Our last question comes from the line of Daniel Busby with RBC Capital Markets.

It's Dan Busby on for Randall Stanicky. Two questions for me. First, can you provide some high-level thoughts on how you're thinking about the market opportunity for Gvoke in Europe relative to the U.S.? And second, from a competitive standpoint, we could see a dasiglucagon auto-injector launch as early as the first half of next year. How are you thinking about the potential competitive impact on Gvoke? Are you doing anything now to prepare for that?

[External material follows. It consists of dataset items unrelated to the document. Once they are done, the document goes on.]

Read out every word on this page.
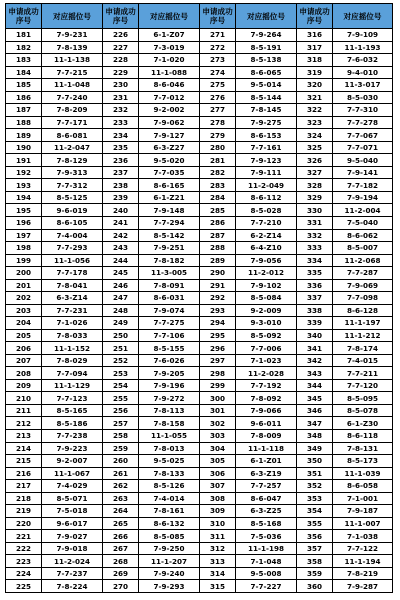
申请成功序号	对应摇位号	申请成功序号	对应摇位号	申请成功序号	对应摇位号	申请成功序号	对应摇位号
181	7-9-231	226	6-1-Z07	271	7-9-264	316	7-9-109
182	7-8-139	227	7-3-019	272	8-5-191	317	11-1-193
183	11-1-138	228	7-1-020	273	8-5-138	318	7-6-032
184	7-7-215	229	11-1-088	274	8-6-065	319	9-4-010
185	11-1-048	230	8-6-046	275	9-5-014	320	11-3-017
186	7-7-240	231	7-7-012	276	8-5-144	321	8-5-030
187	7-8-209	232	9-2-002	277	7-8-145	322	7-7-310
188	7-7-171	233	7-9-062	278	7-9-275	323	7-7-278
189	8-6-081	234	7-9-127	279	8-6-153	324	7-7-067
190	11-2-047	235	6-3-Z27	280	7-7-161	325	7-7-071
191	7-8-129	236	9-5-020	281	7-9-123	326	9-5-040
192	7-9-313	237	7-7-035	282	7-9-111	327	7-9-141
193	7-7-312	238	8-6-165	283	11-2-049	328	7-7-182
194	8-5-125	239	6-1-Z21	284	8-6-112	329	7-9-194
195	9-6-019	240	7-9-148	285	8-5-028	330	11-2-004
196	8-6-105	241	7-7-294	286	7-7-210	331	7-5-040
197	7-4-004	242	8-5-142	287	6-2-Z14	332	8-6-062
198	7-7-293	243	7-9-251	288	6-4-Z10	333	8-5-007
199	11-1-056	244	7-8-182	289	7-9-056	334	11-2-068
200	7-7-178	245	11-3-005	290	11-2-012	335	7-7-287
201	7-8-041	246	7-8-091	291	7-9-102	336	7-9-069
202	6-3-Z14	247	8-6-031	292	8-5-084	337	7-7-098
203	7-7-231	248	7-9-074	293	9-2-009	338	8-6-128
204	7-1-026	249	7-7-275	294	9-3-010	339	11-1-197
205	7-8-033	250	7-7-106	295	8-5-092	340	11-1-212
206	11-1-152	251	8-5-155	296	7-7-006	341	7-8-174
207	7-8-029	252	7-6-026	297	7-1-023	342	7-4-015
208	7-7-094	253	7-9-205	298	11-2-028	343	7-7-211
209	11-1-129	254	7-9-196	299	7-7-192	344	7-7-120
210	7-7-123	255	7-9-272	300	7-8-092	345	8-5-095
211	8-5-165	256	7-8-113	301	7-9-066	346	8-5-078
212	8-5-186	257	7-8-158	302	9-6-011	347	6-1-Z30
213	7-7-238	258	11-1-055	303	7-8-009	348	8-6-118
214	7-9-223	259	7-8-013	304	11-1-118	349	7-8-131
215	9-2-007	260	9-5-025	305	6-1-Z01	350	8-5-173
216	11-1-067	261	7-8-133	306	6-3-Z19	351	11-1-039
217	7-4-029	262	8-5-126	307	7-7-257	352	8-6-058
218	8-5-071	263	7-4-014	308	8-6-047	353	7-1-001
219	7-5-018	264	7-8-161	309	6-3-Z25	354	7-9-187
220	9-6-017	265	8-6-132	310	8-5-168	355	11-1-007
221	7-9-027	266	8-5-085	311	7-5-036	356	7-1-038
222	7-9-018	267	7-9-250	312	11-1-198	357	7-7-122
223	11-2-024	268	11-1-207	313	7-1-048	358	11-1-194
224	7-7-237	269	7-9-240	314	9-5-008	359	7-8-219
225	7-8-224	270	7-9-293	315	7-7-227	360	7-9-287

Good questions. So the market opportunity in Europe, demographically, there's as many diabetics in Europe -- as many people on insulin as there are in the United States. So overall, the opportunity is large. What you will see in Europe, however, is pricing for glucagon is extremely low to the point where we -- if you want reimbursement in Europe for a product, for glucagon, in particular, you are going to have to be extremely low priced. Our approach to Europe will limit the market opportunity for us because we do not plan to sell at reduced prices like has been traditional in the pharmaceutical industry. We think it's wrong. We don't think it's good business. And our plan is to seek a partner in Europe who will -- that we can partner with as a distributor at costs in Europe similar to the U.S. That will cause a fairly significant tightening of the opportunity for us that we will be looking at people who are willing to pay out of pocket, have private insurance, et cetera. Our plan is to not seek government reimbursement at extremely low prices. In terms of dasiglucagon, I would say if they launch that product and position it for the diabetes community, they will continue to add to the positive momentum of the growth in the category and the true goal of getting as many of the 6 million people on insulin as possible to have glucagon handy. The real goal that we should all have, there are 6.2 million people on insulin, and all 6.2 million should have glucagon handy for potential emergency low blood sugar. And I think all 3 companies, Lilly, them and us can support that and work toward that goal. At the end of the day, whether they want Lilly's nasal or the other auto-injector or the other pen, I don't know if it will be an auto-injector or our Gvoke HypoPen, will be a patient choice. And if you look at what's happened with just the nasal and the prefilled syringe and our auto-injector, thus far, the market has grown. A lot of people have come into the market, and it continues to grow. We will get our fair share of that. At the end of the day, do we think when you look at all of those products, do we have the best one? And will we have the best one once they launch their version of a pen? Yes, I believe we will. So we believe we'll do very well over time.

And with that, I'd like to turn the call back over to Mr. Edick for some closing remarks.

Okay. Thank you very much. Thanks for joining us this morning. Thanks for your questions. Once again, I can only repeat that we believe our company is in very strong position. The fundamentals are sound. We continue to make great progress, and we're very optimistic about the second half of 2020. Thank you very much.

This concludes today's conference call. You may now disconnect.